SEBI gives companies more time to align ESOPS with listing norms

The Securities and Exchange Board of India (SEBI) has extended the date for compliance with listing guidelines for employee stock options schemes till 31 December 2013.

SEBI today clarified that the compliance with listing norms are applicable to all employee benefit schemes involving the securities of the company provided that the schemes are set up, managed or financed by the company directly or indirectly.

The amended guidelines for equity listing agreement are applicable if the company has set up the scheme or the trust /agency managing the scheme; or if the company has direct or indirect control over the affairs of the scheme or the trust/agency managing the scheme; or if the company has extended any direct or indirect financial assistance to the employee benefit schemes or the trust/agency managing such schemes.

The amended equity listing agreement mandates that all the employee benefit schemes involving the securities of the company should be in compliance with SEBI (ESOS and ESPS) Guidelines, 1999 and any other guidelines, regulations etc framed by SEBI in this regard.

The clause also required that all the employee benefit schemes already framed and implemented by the company involving dealing in the securities of the company, before the amendments should be aligned with and made to conform to SEBI (ESOS and ESPS) Guidelines, 1999 by 30 June 2013.

SEBI has now decided to extend the time limit for such alignment to 31 December 2013. However, further grant of options from the date of the circular, ie, 17 January 2013, would be strictly in accordance with SEBI (ESOS and ESPS) Guidelines 1999. Accordingly, there will not be any grant of options to employees ineligible under Clause 4.2 and 4.3 of the SEBI (ESOS and ESPS) Guidelines 1999 from 17 January 2013.

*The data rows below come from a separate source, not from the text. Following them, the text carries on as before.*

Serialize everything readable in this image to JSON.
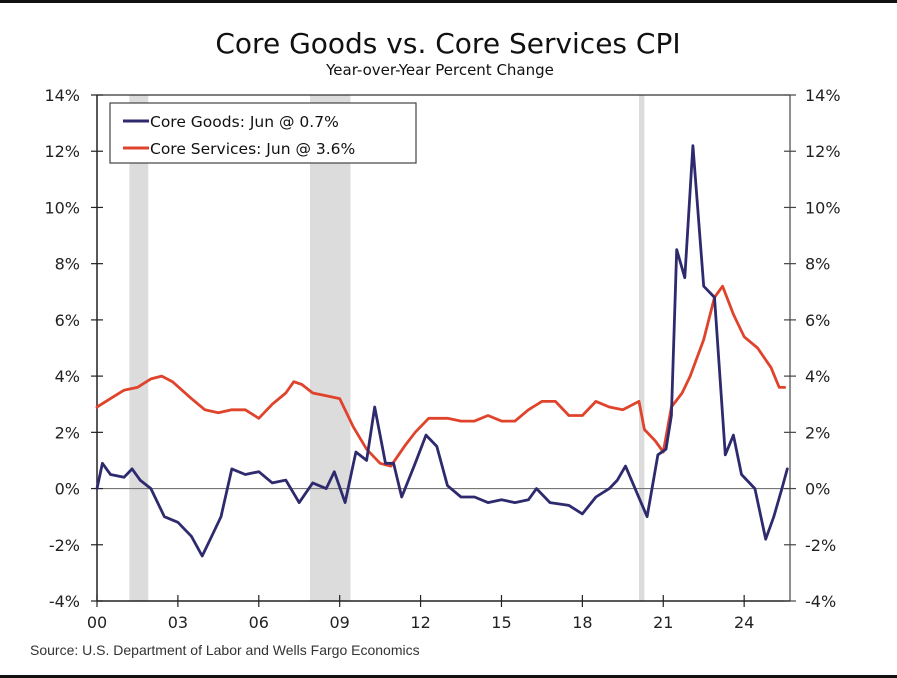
{
  "chart_data": {
    "type": "line",
    "title": "Core Goods vs. Core Services CPI",
    "subtitle": "Year-over-Year Percent Change",
    "xlabel": "",
    "ylabel": "",
    "xlim": [
      2000,
      2025.7
    ],
    "ylim": [
      -4,
      14
    ],
    "y_ticks": [
      -4,
      -2,
      0,
      2,
      4,
      6,
      8,
      10,
      12,
      14
    ],
    "y_tick_labels": [
      "-4%",
      "-2%",
      "0%",
      "2%",
      "4%",
      "6%",
      "8%",
      "10%",
      "12%",
      "14%"
    ],
    "x_ticks": [
      2000,
      2003,
      2006,
      2009,
      2012,
      2015,
      2018,
      2021,
      2024
    ],
    "x_tick_labels": [
      "00",
      "03",
      "06",
      "09",
      "12",
      "15",
      "18",
      "21",
      "24"
    ],
    "grid": false,
    "zero_line": true,
    "legend": {
      "placement": "top-left",
      "entries": [
        "Core Goods: Jun @ 0.7%",
        "Core Services: Jun @ 3.6%"
      ]
    },
    "recessions": [
      [
        2001.2,
        2001.9
      ],
      [
        2007.9,
        2009.4
      ],
      [
        2020.1,
        2020.3
      ]
    ],
    "source": "Source: U.S. Department of Labor and Wells Fargo Economics",
    "series": [
      {
        "name": "Core Goods",
        "color": "#2e2a6e",
        "x": [
          2000.0,
          2000.2,
          2000.5,
          2001.0,
          2001.3,
          2001.6,
          2002.0,
          2002.5,
          2003.0,
          2003.5,
          2003.9,
          2004.2,
          2004.6,
          2005.0,
          2005.5,
          2006.0,
          2006.5,
          2007.0,
          2007.5,
          2008.0,
          2008.5,
          2008.8,
          2009.2,
          2009.6,
          2010.0,
          2010.3,
          2010.7,
          2011.0,
          2011.3,
          2011.8,
          2012.2,
          2012.6,
          2013.0,
          2013.5,
          2014.0,
          2014.5,
          2015.0,
          2015.5,
          2016.0,
          2016.3,
          2016.8,
          2017.5,
          2018.0,
          2018.5,
          2019.0,
          2019.3,
          2019.6,
          2020.0,
          2020.4,
          2020.8,
          2021.1,
          2021.3,
          2021.5,
          2021.8,
          2022.1,
          2022.5,
          2022.9,
          2023.3,
          2023.6,
          2023.9,
          2024.4,
          2024.8,
          2025.1,
          2025.4,
          2025.6
        ],
        "values": [
          0.0,
          0.9,
          0.5,
          0.4,
          0.7,
          0.3,
          0.0,
          -1.0,
          -1.2,
          -1.7,
          -2.4,
          -1.8,
          -1.0,
          0.7,
          0.5,
          0.6,
          0.2,
          0.3,
          -0.5,
          0.2,
          0.0,
          0.6,
          -0.5,
          1.3,
          1.0,
          2.9,
          0.9,
          0.9,
          -0.3,
          0.9,
          1.9,
          1.5,
          0.1,
          -0.3,
          -0.3,
          -0.5,
          -0.4,
          -0.5,
          -0.4,
          0.0,
          -0.5,
          -0.6,
          -0.9,
          -0.3,
          0.0,
          0.3,
          0.8,
          -0.1,
          -1.0,
          1.2,
          1.4,
          2.6,
          8.5,
          7.5,
          12.2,
          7.2,
          6.8,
          1.2,
          1.9,
          0.5,
          0.0,
          -1.8,
          -1.0,
          0.0,
          0.7
        ]
      },
      {
        "name": "Core Services",
        "color": "#e0432b",
        "x": [
          2000.0,
          2000.5,
          2001.0,
          2001.5,
          2002.0,
          2002.4,
          2002.8,
          2003.5,
          2004.0,
          2004.5,
          2005.0,
          2005.5,
          2006.0,
          2006.5,
          2007.0,
          2007.3,
          2007.6,
          2008.0,
          2008.5,
          2009.0,
          2009.5,
          2010.0,
          2010.5,
          2010.9,
          2011.4,
          2011.8,
          2012.3,
          2013.0,
          2013.5,
          2014.0,
          2014.5,
          2015.0,
          2015.5,
          2016.0,
          2016.5,
          2017.0,
          2017.5,
          2018.0,
          2018.5,
          2019.0,
          2019.5,
          2020.1,
          2020.3,
          2020.7,
          2021.0,
          2021.3,
          2021.7,
          2022.0,
          2022.5,
          2022.9,
          2023.2,
          2023.6,
          2024.0,
          2024.5,
          2025.0,
          2025.3,
          2025.5
        ],
        "values": [
          2.9,
          3.2,
          3.5,
          3.6,
          3.9,
          4.0,
          3.8,
          3.2,
          2.8,
          2.7,
          2.8,
          2.8,
          2.5,
          3.0,
          3.4,
          3.8,
          3.7,
          3.4,
          3.3,
          3.2,
          2.2,
          1.4,
          0.9,
          0.8,
          1.5,
          2.0,
          2.5,
          2.5,
          2.4,
          2.4,
          2.6,
          2.4,
          2.4,
          2.8,
          3.1,
          3.1,
          2.6,
          2.6,
          3.1,
          2.9,
          2.8,
          3.1,
          2.1,
          1.7,
          1.3,
          2.9,
          3.4,
          4.0,
          5.3,
          6.8,
          7.2,
          6.2,
          5.4,
          5.0,
          4.3,
          3.6,
          3.6
        ]
      }
    ]
  }
}
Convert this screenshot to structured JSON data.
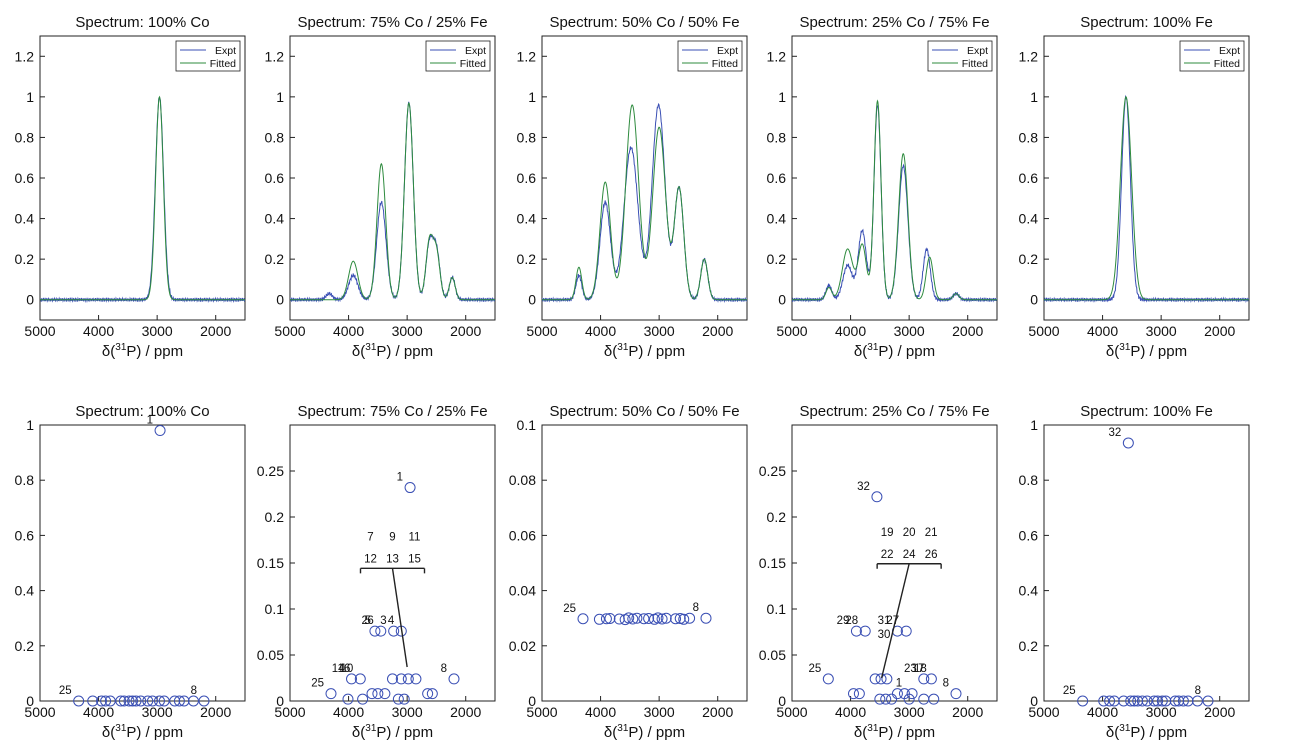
{
  "xlabel": {
    "pre": "δ(",
    "sup": "31",
    "post": "P) / ppm"
  },
  "chart_data": [
    {
      "type": "line",
      "title": "Spectrum: 100% Co",
      "xlim": [
        5000,
        1500
      ],
      "ylim": [
        -0.1,
        1.3
      ],
      "xticks": [
        5000,
        4000,
        3000,
        2000
      ],
      "yticks": [
        0,
        0.2,
        0.4,
        0.6,
        0.8,
        1,
        1.2
      ],
      "legend": [
        "Expt",
        "Fitted"
      ],
      "legend_position": "top-right",
      "series": [
        {
          "name": "Expt",
          "color": "#3a4fb4",
          "peaks": [
            [
              2960,
              1.0,
              70
            ]
          ]
        },
        {
          "name": "Fitted",
          "color": "#2e8b3e",
          "peaks": [
            [
              2960,
              1.0,
              66
            ]
          ]
        }
      ]
    },
    {
      "type": "line",
      "title": "Spectrum: 75% Co / 25% Fe",
      "xlim": [
        5000,
        1500
      ],
      "ylim": [
        -0.1,
        1.3
      ],
      "xticks": [
        5000,
        4000,
        3000,
        2000
      ],
      "yticks": [
        0,
        0.2,
        0.4,
        0.6,
        0.8,
        1,
        1.2
      ],
      "legend": [
        "Expt",
        "Fitted"
      ],
      "legend_position": "top-right",
      "series": [
        {
          "name": "Expt",
          "color": "#3a4fb4",
          "peaks": [
            [
              4330,
              0.03,
              55
            ],
            [
              3920,
              0.12,
              80
            ],
            [
              3440,
              0.48,
              80
            ],
            [
              2970,
              0.97,
              75
            ],
            [
              2620,
              0.27,
              60
            ],
            [
              2500,
              0.24,
              60
            ],
            [
              2230,
              0.11,
              50
            ]
          ]
        },
        {
          "name": "Fitted",
          "color": "#2e8b3e",
          "peaks": [
            [
              3920,
              0.19,
              80
            ],
            [
              3440,
              0.67,
              75
            ],
            [
              2970,
              0.97,
              75
            ],
            [
              2620,
              0.28,
              60
            ],
            [
              2500,
              0.23,
              60
            ],
            [
              2230,
              0.11,
              50
            ]
          ]
        }
      ]
    },
    {
      "type": "line",
      "title": "Spectrum: 50% Co / 50% Fe",
      "xlim": [
        5000,
        1500
      ],
      "ylim": [
        -0.1,
        1.3
      ],
      "xticks": [
        5000,
        4000,
        3000,
        2000
      ],
      "yticks": [
        0,
        0.2,
        0.4,
        0.6,
        0.8,
        1,
        1.2
      ],
      "legend": [
        "Expt",
        "Fitted"
      ],
      "legend_position": "top-right",
      "series": [
        {
          "name": "Expt",
          "color": "#3a4fb4",
          "peaks": [
            [
              4370,
              0.12,
              50
            ],
            [
              3920,
              0.48,
              90
            ],
            [
              3480,
              0.75,
              120
            ],
            [
              3010,
              0.96,
              110
            ],
            [
              2660,
              0.55,
              80
            ],
            [
              2230,
              0.2,
              60
            ]
          ]
        },
        {
          "name": "Fitted",
          "color": "#2e8b3e",
          "peaks": [
            [
              4370,
              0.16,
              50
            ],
            [
              3920,
              0.58,
              90
            ],
            [
              3460,
              0.96,
              110
            ],
            [
              3000,
              0.85,
              110
            ],
            [
              2660,
              0.55,
              80
            ],
            [
              2230,
              0.2,
              60
            ]
          ]
        }
      ]
    },
    {
      "type": "line",
      "title": "Spectrum: 25% Co / 75% Fe",
      "xlim": [
        5000,
        1500
      ],
      "ylim": [
        -0.1,
        1.3
      ],
      "xticks": [
        5000,
        4000,
        3000,
        2000
      ],
      "yticks": [
        0,
        0.2,
        0.4,
        0.6,
        0.8,
        1,
        1.2
      ],
      "legend": [
        "Expt",
        "Fitted"
      ],
      "legend_position": "top-right",
      "series": [
        {
          "name": "Expt",
          "color": "#3a4fb4",
          "peaks": [
            [
              4370,
              0.07,
              50
            ],
            [
              4050,
              0.17,
              80
            ],
            [
              3800,
              0.34,
              70
            ],
            [
              3540,
              0.96,
              60
            ],
            [
              3100,
              0.66,
              80
            ],
            [
              2700,
              0.25,
              60
            ],
            [
              2200,
              0.03,
              50
            ]
          ]
        },
        {
          "name": "Fitted",
          "color": "#2e8b3e",
          "peaks": [
            [
              4370,
              0.06,
              50
            ],
            [
              4050,
              0.25,
              90
            ],
            [
              3800,
              0.27,
              70
            ],
            [
              3540,
              0.98,
              60
            ],
            [
              3100,
              0.72,
              80
            ],
            [
              2650,
              0.21,
              60
            ],
            [
              2200,
              0.03,
              50
            ]
          ]
        }
      ]
    },
    {
      "type": "line",
      "title": "Spectrum: 100% Fe",
      "xlim": [
        5000,
        1500
      ],
      "ylim": [
        -0.1,
        1.3
      ],
      "xticks": [
        5000,
        4000,
        3000,
        2000
      ],
      "yticks": [
        0,
        0.2,
        0.4,
        0.6,
        0.8,
        1,
        1.2
      ],
      "legend": [
        "Expt",
        "Fitted"
      ],
      "legend_position": "top-right",
      "series": [
        {
          "name": "Expt",
          "color": "#3a4fb4",
          "peaks": [
            [
              3600,
              1.0,
              75
            ]
          ]
        },
        {
          "name": "Fitted",
          "color": "#2e8b3e",
          "peaks": [
            [
              3600,
              1.0,
              95
            ]
          ]
        }
      ]
    },
    {
      "type": "scatter",
      "title": "Spectrum: 100% Co",
      "xlim": [
        5000,
        1500
      ],
      "ylim": [
        0,
        1
      ],
      "xticks": [
        5000,
        4000,
        3000,
        2000
      ],
      "yticks": [
        0,
        0.2,
        0.4,
        0.6,
        0.8,
        1
      ],
      "points": [
        [
          4340,
          0
        ],
        [
          4100,
          0
        ],
        [
          3950,
          0
        ],
        [
          3880,
          0
        ],
        [
          3800,
          0
        ],
        [
          3620,
          0
        ],
        [
          3560,
          0
        ],
        [
          3480,
          0
        ],
        [
          3420,
          0
        ],
        [
          3360,
          0
        ],
        [
          3280,
          0
        ],
        [
          3160,
          0
        ],
        [
          3080,
          0
        ],
        [
          2960,
          0
        ],
        [
          2880,
          0
        ],
        [
          2700,
          0
        ],
        [
          2620,
          0
        ],
        [
          2540,
          0
        ],
        [
          2380,
          0
        ],
        [
          2200,
          0
        ],
        [
          2950,
          0.98
        ]
      ],
      "labels": [
        {
          "text": "25",
          "x": 4340,
          "y": 0
        },
        {
          "text": "8",
          "x": 2200,
          "y": 0
        },
        {
          "text": "1",
          "x": 2950,
          "y": 0.98
        }
      ]
    },
    {
      "type": "scatter",
      "title": "Spectrum: 75% Co / 25% Fe",
      "xlim": [
        5000,
        1500
      ],
      "ylim": [
        0,
        0.3
      ],
      "xticks": [
        5000,
        4000,
        3000,
        2000
      ],
      "yticks": [
        0,
        0.05,
        0.1,
        0.15,
        0.2,
        0.25
      ],
      "points": [
        [
          4300,
          0.008
        ],
        [
          4010,
          0.002
        ],
        [
          3950,
          0.024
        ],
        [
          3800,
          0.024
        ],
        [
          3760,
          0.002
        ],
        [
          3550,
          0.076
        ],
        [
          3450,
          0.076
        ],
        [
          3230,
          0.076
        ],
        [
          3100,
          0.076
        ],
        [
          2950,
          0.232
        ],
        [
          3600,
          0.008
        ],
        [
          3500,
          0.008
        ],
        [
          3380,
          0.008
        ],
        [
          3150,
          0.002
        ],
        [
          3050,
          0.002
        ],
        [
          3250,
          0.024
        ],
        [
          3100,
          0.024
        ],
        [
          2980,
          0.024
        ],
        [
          2850,
          0.024
        ],
        [
          2650,
          0.008
        ],
        [
          2570,
          0.008
        ],
        [
          2200,
          0.024
        ]
      ],
      "labels": [
        {
          "text": "25",
          "x": 4300,
          "y": 0.008
        },
        {
          "text": "14",
          "x": 3950,
          "y": 0.024
        },
        {
          "text": "16",
          "x": 3850,
          "y": 0.024
        },
        {
          "text": "10",
          "x": 3800,
          "y": 0.024
        },
        {
          "text": "2",
          "x": 3550,
          "y": 0.076
        },
        {
          "text": "5",
          "x": 3500,
          "y": 0.076
        },
        {
          "text": "6",
          "x": 3450,
          "y": 0.076
        },
        {
          "text": "3",
          "x": 3230,
          "y": 0.076
        },
        {
          "text": "4",
          "x": 3100,
          "y": 0.076
        },
        {
          "text": "1",
          "x": 2950,
          "y": 0.232
        },
        {
          "text": "8",
          "x": 2200,
          "y": 0.024
        }
      ],
      "groups": [
        {
          "rows": [
            [
              "7",
              "9",
              "11"
            ],
            [
              "12",
              "13",
              "15"
            ]
          ],
          "anchor": {
            "x": 3250,
            "y": 0.142
          },
          "target": {
            "x": 3000,
            "y": 0.037
          }
        }
      ]
    },
    {
      "type": "scatter",
      "title": "Spectrum: 50% Co / 50% Fe",
      "xlim": [
        5000,
        1500
      ],
      "ylim": [
        0,
        0.1
      ],
      "xticks": [
        5000,
        4000,
        3000,
        2000
      ],
      "yticks": [
        0,
        0.02,
        0.04,
        0.06,
        0.08,
        0.1
      ],
      "points": [
        [
          4300,
          0.0298
        ],
        [
          4020,
          0.0296
        ],
        [
          3900,
          0.0298
        ],
        [
          3840,
          0.0299
        ],
        [
          3680,
          0.0297
        ],
        [
          3580,
          0.0295
        ],
        [
          3520,
          0.0301
        ],
        [
          3450,
          0.0297
        ],
        [
          3380,
          0.03
        ],
        [
          3260,
          0.0298
        ],
        [
          3180,
          0.0299
        ],
        [
          3080,
          0.0296
        ],
        [
          3020,
          0.0301
        ],
        [
          2950,
          0.0297
        ],
        [
          2880,
          0.03
        ],
        [
          2720,
          0.0298
        ],
        [
          2640,
          0.0299
        ],
        [
          2580,
          0.0296
        ],
        [
          2480,
          0.03
        ],
        [
          2200,
          0.03
        ]
      ],
      "labels": [
        {
          "text": "25",
          "x": 4300,
          "y": 0.0298
        },
        {
          "text": "8",
          "x": 2200,
          "y": 0.03
        }
      ]
    },
    {
      "type": "scatter",
      "title": "Spectrum: 25% Co / 75% Fe",
      "xlim": [
        5000,
        1500
      ],
      "ylim": [
        0,
        0.3
      ],
      "xticks": [
        5000,
        4000,
        3000,
        2000
      ],
      "yticks": [
        0,
        0.05,
        0.1,
        0.15,
        0.2,
        0.25
      ],
      "points": [
        [
          4380,
          0.024
        ],
        [
          3900,
          0.076
        ],
        [
          3750,
          0.076
        ],
        [
          3200,
          0.076
        ],
        [
          3050,
          0.076
        ],
        [
          3550,
          0.222
        ],
        [
          3950,
          0.008
        ],
        [
          3850,
          0.008
        ],
        [
          3580,
          0.024
        ],
        [
          3480,
          0.024
        ],
        [
          3380,
          0.024
        ],
        [
          3500,
          0.002
        ],
        [
          3400,
          0.002
        ],
        [
          3300,
          0.002
        ],
        [
          3200,
          0.008
        ],
        [
          3080,
          0.008
        ],
        [
          2950,
          0.008
        ],
        [
          3000,
          0.002
        ],
        [
          2750,
          0.024
        ],
        [
          2620,
          0.024
        ],
        [
          2750,
          0.002
        ],
        [
          2580,
          0.002
        ],
        [
          2200,
          0.008
        ]
      ],
      "labels": [
        {
          "text": "25",
          "x": 4380,
          "y": 0.024
        },
        {
          "text": "29",
          "x": 3900,
          "y": 0.076
        },
        {
          "text": "28",
          "x": 3750,
          "y": 0.076
        },
        {
          "text": "31",
          "x": 3200,
          "y": 0.076
        },
        {
          "text": "30",
          "x": 3200,
          "y": 0.076
        },
        {
          "text": "27",
          "x": 3050,
          "y": 0.076
        },
        {
          "text": "32",
          "x": 3550,
          "y": 0.222
        },
        {
          "text": "23",
          "x": 2750,
          "y": 0.024
        },
        {
          "text": "17",
          "x": 2620,
          "y": 0.024
        },
        {
          "text": "18",
          "x": 2580,
          "y": 0.024
        },
        {
          "text": "1",
          "x": 3000,
          "y": 0.008
        },
        {
          "text": "8",
          "x": 2200,
          "y": 0.008
        }
      ],
      "groups": [
        {
          "rows": [
            [
              "19",
              "20",
              "21"
            ],
            [
              "22",
              "24",
              "26"
            ]
          ],
          "anchor": {
            "x": 3000,
            "y": 0.147
          },
          "target": {
            "x": 3470,
            "y": 0.025
          }
        }
      ]
    },
    {
      "type": "scatter",
      "title": "Spectrum: 100% Fe",
      "xlim": [
        5000,
        1500
      ],
      "ylim": [
        0,
        1
      ],
      "xticks": [
        5000,
        4000,
        3000,
        2000
      ],
      "yticks": [
        0,
        0.2,
        0.4,
        0.6,
        0.8,
        1
      ],
      "points": [
        [
          4340,
          0
        ],
        [
          3980,
          0
        ],
        [
          3880,
          0
        ],
        [
          3800,
          0
        ],
        [
          3640,
          0
        ],
        [
          3520,
          0
        ],
        [
          3460,
          0
        ],
        [
          3400,
          0
        ],
        [
          3320,
          0
        ],
        [
          3240,
          0
        ],
        [
          3120,
          0
        ],
        [
          3060,
          0
        ],
        [
          2980,
          0
        ],
        [
          2920,
          0
        ],
        [
          2760,
          0
        ],
        [
          2700,
          0
        ],
        [
          2620,
          0
        ],
        [
          2540,
          0
        ],
        [
          2380,
          0
        ],
        [
          2200,
          0
        ],
        [
          3560,
          0.935
        ]
      ],
      "labels": [
        {
          "text": "25",
          "x": 4340,
          "y": 0
        },
        {
          "text": "8",
          "x": 2200,
          "y": 0
        },
        {
          "text": "32",
          "x": 3560,
          "y": 0.935
        }
      ]
    }
  ]
}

Employee benefit trusts, which have already acquired securities of the company from secondary market before the date of the circular of 17 January 2013, may continue to hold such securities beyond the date specified for alignment of the schemes with SEBI (ESOS and ESPS) Guidelines 1999, ie, 31 December 2013, provided that the schemes have been aligned with SEBI (ESOS and ESPS) Guidelines 1999 and such securities are used only in accordance with such aligned schemes.

Existing employee benefit schemes involving securities of the company, which does not involve granting of options to/ purchase of securities by employees, would be permitted to either:

  • Hold the securities of the company already acquired by them beyond 31 December 2013 provided the schemes have been aligned with SEBI (ESOS and ESPS) Guidelines 1999; or
  • Dispose of the securities of the company held by them by 31 December 2013.
  • Listed companies should disclose the following information to the stock exchanges in the prescribed format:
  • Details of benefits granted/ shares allotted in the past up to 17 January 2013 in pursuance of employee benefit schemes involving securities of the company which are not in alignment with SEBI (ESOS and ESPS) Guidelines 1999, to the stock exchanges in the format prescribed at Annexure I, by 30 June 2013;
  • Details of benefits due/options granted and pending exercise as on 17 January 2013 in pursuance of employee benefit schemes involving securities of the company which are not in alignment with SEBI (ESOS and ESPS) Guidelines 1999, to the stock exchanges in the format prescribed by 30 June 30, 2013;
  • Details of allotments made/benefits granted post 17 January 2013 up to 31 December 2013 pursuant to employee benefit schemes involving securities of the company, which are not in alignment with SEBI (ESOS and ESPS) Guidelines 1999 in the format prescribed at Annexure III within 7 days from the end of each quarter.

The details pertaining to the quarter ended 31 March 2013 should also be disclosed along with the quarter ending 30 June 2013.